Ветер ли тронул верхушку темной кладбищенской елки? Или Дюнка, смотревшая оттуда, бурно завозмущалась, затрясла мокрыми волосами, возмущенно вздернула заострившийся нос?
— Я сказал, — прошептал он неслышно. — Прости.
За спиной у него треснула ветка. Он напрягся, медленно сосчитал до пяти — и обернулся.
Он не запомнил всех, кто был на похоронах — но почему-то был уверен, что именно этого старика там не было. Мятый темный костюм, разбитые ботинки — может быть, кладбищенский сторож?.. У бродяги, промышляющего пустыми бутылками, определенно не может быть такого волевого лица. И такого ясного взгляда.
— Я лум, — сказал старик, будто отвечая на беззвучный вопрос. — Не беспокойся.
Лум. Утешитель на кладбище. Говорят, что ремесло это происходит от какой-то забытой ныне веры. От служителей, когда-то находивших слова для самых больных, самых обескровленных потерей душ. Родители Дюнки не прибегли к услугам лума, гордо не пожелали делить ношу собственного горя; возможно, старик решил, что отбившийся от процессии Клав станет его клиентом.
— Нет, — Клав отвернулся. — Спасибо, но… Я не верю во все это. Мне не надо. Я сам.
— Во что ты не веришь? — удивился старик.
— Я хочу быть один, — сказал Клав шепотом. — С… ней. Пожалуйста, уйдите.
— Ты не прав, — старик вздохнул. — Ты не прав… но я уже ухожу. Только…

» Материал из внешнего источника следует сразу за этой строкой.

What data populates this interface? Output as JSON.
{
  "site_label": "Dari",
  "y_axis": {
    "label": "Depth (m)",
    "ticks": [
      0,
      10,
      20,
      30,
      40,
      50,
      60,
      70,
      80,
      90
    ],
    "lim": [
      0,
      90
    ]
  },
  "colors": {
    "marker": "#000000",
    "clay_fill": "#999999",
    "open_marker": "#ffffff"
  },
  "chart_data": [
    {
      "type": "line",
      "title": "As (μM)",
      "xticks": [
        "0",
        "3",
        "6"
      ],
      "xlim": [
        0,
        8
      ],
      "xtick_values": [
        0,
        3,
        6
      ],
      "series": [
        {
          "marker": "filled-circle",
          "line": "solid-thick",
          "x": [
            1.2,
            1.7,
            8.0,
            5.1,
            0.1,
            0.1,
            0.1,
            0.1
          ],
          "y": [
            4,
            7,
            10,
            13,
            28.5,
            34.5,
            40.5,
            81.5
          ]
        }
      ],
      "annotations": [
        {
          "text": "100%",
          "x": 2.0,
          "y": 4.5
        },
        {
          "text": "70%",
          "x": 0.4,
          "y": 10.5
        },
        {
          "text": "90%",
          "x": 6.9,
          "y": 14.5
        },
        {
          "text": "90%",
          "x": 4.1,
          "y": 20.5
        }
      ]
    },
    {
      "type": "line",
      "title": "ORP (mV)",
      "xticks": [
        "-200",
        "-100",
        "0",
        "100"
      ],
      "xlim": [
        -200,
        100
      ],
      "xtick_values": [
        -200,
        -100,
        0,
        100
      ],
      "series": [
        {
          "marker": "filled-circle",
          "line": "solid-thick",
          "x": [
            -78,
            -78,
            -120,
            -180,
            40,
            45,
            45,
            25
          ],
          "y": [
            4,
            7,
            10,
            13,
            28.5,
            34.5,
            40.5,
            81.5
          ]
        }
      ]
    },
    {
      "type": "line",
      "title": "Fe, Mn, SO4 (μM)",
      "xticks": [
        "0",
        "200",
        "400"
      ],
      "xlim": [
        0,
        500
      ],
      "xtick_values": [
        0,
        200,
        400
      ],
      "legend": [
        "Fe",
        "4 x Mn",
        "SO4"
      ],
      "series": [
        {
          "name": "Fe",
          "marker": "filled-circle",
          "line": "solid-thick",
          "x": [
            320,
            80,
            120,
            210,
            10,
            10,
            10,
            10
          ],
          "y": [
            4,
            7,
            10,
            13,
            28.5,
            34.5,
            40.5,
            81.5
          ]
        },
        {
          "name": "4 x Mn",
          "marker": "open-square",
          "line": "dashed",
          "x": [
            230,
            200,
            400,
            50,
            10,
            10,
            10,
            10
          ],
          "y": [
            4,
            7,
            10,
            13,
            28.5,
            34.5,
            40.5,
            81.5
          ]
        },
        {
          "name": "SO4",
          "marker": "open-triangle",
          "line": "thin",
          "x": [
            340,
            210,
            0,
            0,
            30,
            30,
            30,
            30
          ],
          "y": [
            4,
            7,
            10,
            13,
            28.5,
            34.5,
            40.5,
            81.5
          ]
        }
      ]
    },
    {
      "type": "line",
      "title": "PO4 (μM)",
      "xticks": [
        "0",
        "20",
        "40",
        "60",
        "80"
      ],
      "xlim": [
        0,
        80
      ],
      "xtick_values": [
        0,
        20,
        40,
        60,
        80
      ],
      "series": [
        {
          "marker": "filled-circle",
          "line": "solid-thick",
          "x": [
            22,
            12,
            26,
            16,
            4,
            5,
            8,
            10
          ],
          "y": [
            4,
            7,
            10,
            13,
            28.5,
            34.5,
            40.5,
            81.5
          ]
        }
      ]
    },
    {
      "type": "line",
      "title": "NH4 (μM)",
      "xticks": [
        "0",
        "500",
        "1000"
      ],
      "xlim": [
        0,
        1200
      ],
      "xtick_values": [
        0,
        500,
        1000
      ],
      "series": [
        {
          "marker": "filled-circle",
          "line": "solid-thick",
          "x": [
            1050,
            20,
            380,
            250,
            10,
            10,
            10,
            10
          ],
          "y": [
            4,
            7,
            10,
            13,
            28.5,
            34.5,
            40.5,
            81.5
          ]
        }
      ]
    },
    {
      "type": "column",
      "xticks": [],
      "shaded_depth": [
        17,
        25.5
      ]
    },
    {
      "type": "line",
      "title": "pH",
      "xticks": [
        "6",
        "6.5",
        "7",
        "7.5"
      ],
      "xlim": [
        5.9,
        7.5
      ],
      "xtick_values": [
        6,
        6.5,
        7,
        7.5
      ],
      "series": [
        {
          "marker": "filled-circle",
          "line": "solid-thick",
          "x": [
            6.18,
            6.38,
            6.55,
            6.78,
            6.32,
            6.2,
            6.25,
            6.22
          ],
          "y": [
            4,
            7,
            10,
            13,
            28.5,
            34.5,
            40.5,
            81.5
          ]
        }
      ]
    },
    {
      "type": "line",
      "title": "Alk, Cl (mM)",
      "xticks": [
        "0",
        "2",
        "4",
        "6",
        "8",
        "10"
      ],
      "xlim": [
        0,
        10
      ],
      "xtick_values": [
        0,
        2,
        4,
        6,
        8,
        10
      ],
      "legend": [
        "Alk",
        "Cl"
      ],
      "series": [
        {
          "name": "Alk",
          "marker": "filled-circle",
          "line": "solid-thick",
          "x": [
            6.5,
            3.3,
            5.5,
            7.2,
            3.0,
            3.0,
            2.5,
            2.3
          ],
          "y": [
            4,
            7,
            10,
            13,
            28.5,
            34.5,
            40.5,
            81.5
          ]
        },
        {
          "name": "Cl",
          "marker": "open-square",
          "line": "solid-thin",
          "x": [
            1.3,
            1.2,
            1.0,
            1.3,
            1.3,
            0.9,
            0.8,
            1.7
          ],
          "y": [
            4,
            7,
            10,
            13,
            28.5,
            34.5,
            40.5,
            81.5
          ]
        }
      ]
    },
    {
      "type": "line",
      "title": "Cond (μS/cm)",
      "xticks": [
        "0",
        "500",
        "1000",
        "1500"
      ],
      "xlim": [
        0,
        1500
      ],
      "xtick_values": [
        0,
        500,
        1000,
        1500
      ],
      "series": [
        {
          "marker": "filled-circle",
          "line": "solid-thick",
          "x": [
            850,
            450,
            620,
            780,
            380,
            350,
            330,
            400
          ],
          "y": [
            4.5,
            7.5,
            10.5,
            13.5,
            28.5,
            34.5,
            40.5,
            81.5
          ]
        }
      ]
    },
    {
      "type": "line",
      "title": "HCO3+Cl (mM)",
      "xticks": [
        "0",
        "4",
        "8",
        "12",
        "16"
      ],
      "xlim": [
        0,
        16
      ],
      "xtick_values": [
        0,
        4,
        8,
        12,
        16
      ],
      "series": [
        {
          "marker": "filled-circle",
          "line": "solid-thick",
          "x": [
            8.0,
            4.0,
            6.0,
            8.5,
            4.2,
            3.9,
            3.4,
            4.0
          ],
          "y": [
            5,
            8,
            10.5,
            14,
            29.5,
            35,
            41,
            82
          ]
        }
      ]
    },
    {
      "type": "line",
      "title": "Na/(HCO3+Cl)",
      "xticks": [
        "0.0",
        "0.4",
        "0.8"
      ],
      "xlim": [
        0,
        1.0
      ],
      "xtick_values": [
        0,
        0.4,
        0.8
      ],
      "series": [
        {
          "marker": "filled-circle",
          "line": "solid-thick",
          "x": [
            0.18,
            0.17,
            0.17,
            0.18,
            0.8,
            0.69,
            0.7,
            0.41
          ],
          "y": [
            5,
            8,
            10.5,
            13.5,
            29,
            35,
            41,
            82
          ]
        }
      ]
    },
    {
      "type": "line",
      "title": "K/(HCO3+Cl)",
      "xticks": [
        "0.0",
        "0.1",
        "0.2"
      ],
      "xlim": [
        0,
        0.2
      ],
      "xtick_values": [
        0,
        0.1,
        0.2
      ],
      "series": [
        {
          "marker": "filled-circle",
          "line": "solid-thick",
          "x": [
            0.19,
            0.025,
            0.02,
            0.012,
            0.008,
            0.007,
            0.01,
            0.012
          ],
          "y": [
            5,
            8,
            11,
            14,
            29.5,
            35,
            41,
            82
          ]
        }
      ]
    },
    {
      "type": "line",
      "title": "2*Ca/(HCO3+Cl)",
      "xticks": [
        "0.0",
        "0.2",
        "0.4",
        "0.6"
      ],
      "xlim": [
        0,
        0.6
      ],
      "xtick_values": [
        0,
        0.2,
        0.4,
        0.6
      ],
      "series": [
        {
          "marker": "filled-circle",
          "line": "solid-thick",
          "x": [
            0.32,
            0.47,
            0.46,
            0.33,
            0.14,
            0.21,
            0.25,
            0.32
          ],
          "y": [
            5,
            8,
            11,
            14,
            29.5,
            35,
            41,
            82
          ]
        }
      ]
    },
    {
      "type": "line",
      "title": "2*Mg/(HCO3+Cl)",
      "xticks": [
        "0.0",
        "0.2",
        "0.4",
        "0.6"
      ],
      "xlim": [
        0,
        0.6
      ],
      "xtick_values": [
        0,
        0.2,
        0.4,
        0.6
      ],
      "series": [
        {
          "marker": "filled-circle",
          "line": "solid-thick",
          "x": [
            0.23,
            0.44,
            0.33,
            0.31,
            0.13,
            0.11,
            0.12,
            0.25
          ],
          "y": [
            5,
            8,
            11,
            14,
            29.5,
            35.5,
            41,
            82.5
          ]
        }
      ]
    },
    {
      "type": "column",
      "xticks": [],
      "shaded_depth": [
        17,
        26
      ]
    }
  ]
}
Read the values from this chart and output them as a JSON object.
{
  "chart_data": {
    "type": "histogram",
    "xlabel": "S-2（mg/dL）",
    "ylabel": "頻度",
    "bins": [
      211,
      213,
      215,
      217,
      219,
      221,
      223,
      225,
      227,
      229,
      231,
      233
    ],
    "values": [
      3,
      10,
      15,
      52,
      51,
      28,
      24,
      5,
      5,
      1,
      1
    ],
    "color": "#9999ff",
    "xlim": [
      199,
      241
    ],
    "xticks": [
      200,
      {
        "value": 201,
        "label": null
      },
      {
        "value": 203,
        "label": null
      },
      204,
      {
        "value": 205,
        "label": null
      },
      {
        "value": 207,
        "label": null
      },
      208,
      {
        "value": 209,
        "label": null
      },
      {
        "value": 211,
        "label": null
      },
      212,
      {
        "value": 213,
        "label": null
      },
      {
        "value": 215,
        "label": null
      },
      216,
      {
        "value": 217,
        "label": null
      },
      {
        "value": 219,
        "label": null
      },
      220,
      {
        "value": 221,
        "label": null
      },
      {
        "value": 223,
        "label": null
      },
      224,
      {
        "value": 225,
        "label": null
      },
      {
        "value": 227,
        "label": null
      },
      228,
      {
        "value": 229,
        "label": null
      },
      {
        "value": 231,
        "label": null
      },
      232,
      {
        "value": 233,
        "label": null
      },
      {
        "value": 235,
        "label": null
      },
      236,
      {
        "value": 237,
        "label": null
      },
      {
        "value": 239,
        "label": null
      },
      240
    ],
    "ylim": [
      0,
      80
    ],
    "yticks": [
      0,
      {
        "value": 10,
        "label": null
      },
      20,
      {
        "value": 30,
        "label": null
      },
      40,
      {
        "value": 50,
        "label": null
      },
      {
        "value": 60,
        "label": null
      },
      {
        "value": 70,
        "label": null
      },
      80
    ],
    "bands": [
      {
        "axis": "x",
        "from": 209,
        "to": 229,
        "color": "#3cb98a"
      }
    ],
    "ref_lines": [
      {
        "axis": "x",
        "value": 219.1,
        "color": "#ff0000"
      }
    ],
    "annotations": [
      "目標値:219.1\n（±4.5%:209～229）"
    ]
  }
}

Клав досадливо поднял голову.
— Только, — старик пожевал губами, будто пытаясь на вкус подобрать нужное слово, — ты… делаешь, что делать нельзя. Ты ее тревожишь и зовешь. Ты ее держишь; тех, кто принадлежит тому миру, ни в коем случае нельзя тащить сюда. Нявки…
Клав дернулся:
— Уходите.
— Прощай…
Черные еловые ветки дрогнули, пропуская неслышно уходящего лума. Клавдий Старж, шестнадцатилетний мальчик, считающий себя мужчиной, остался в одиночестве.
С Дюнкой.
Ночь она провела на вокзале.
Болезненное чувство незащищенности гнало ее с этажа на этаж, из зала в зал; всякий раз, засыпая на несколько минут в глубоком самолетном кресле, она просыпалась, будто в бреду, и долго не могла понять, кто она и где находится.
Наконец, устав от душного тепла и неестественного света белых плафонов, Ивга выбралась на влажный от мороси перрон; мельчайшие частички воды вились вокруг нестерпимо ярких фонарей, будто мухи. Приходили и уходили неудобные ночные поезда, кто-то деловитый и черный шел вдоль огромных страшных колес, звонко постукивая железом о железо. Стрелки круглых вокзальных часов намертво прилипли к циферблату, ночь навалилась навсегда, Ивга отчаялась.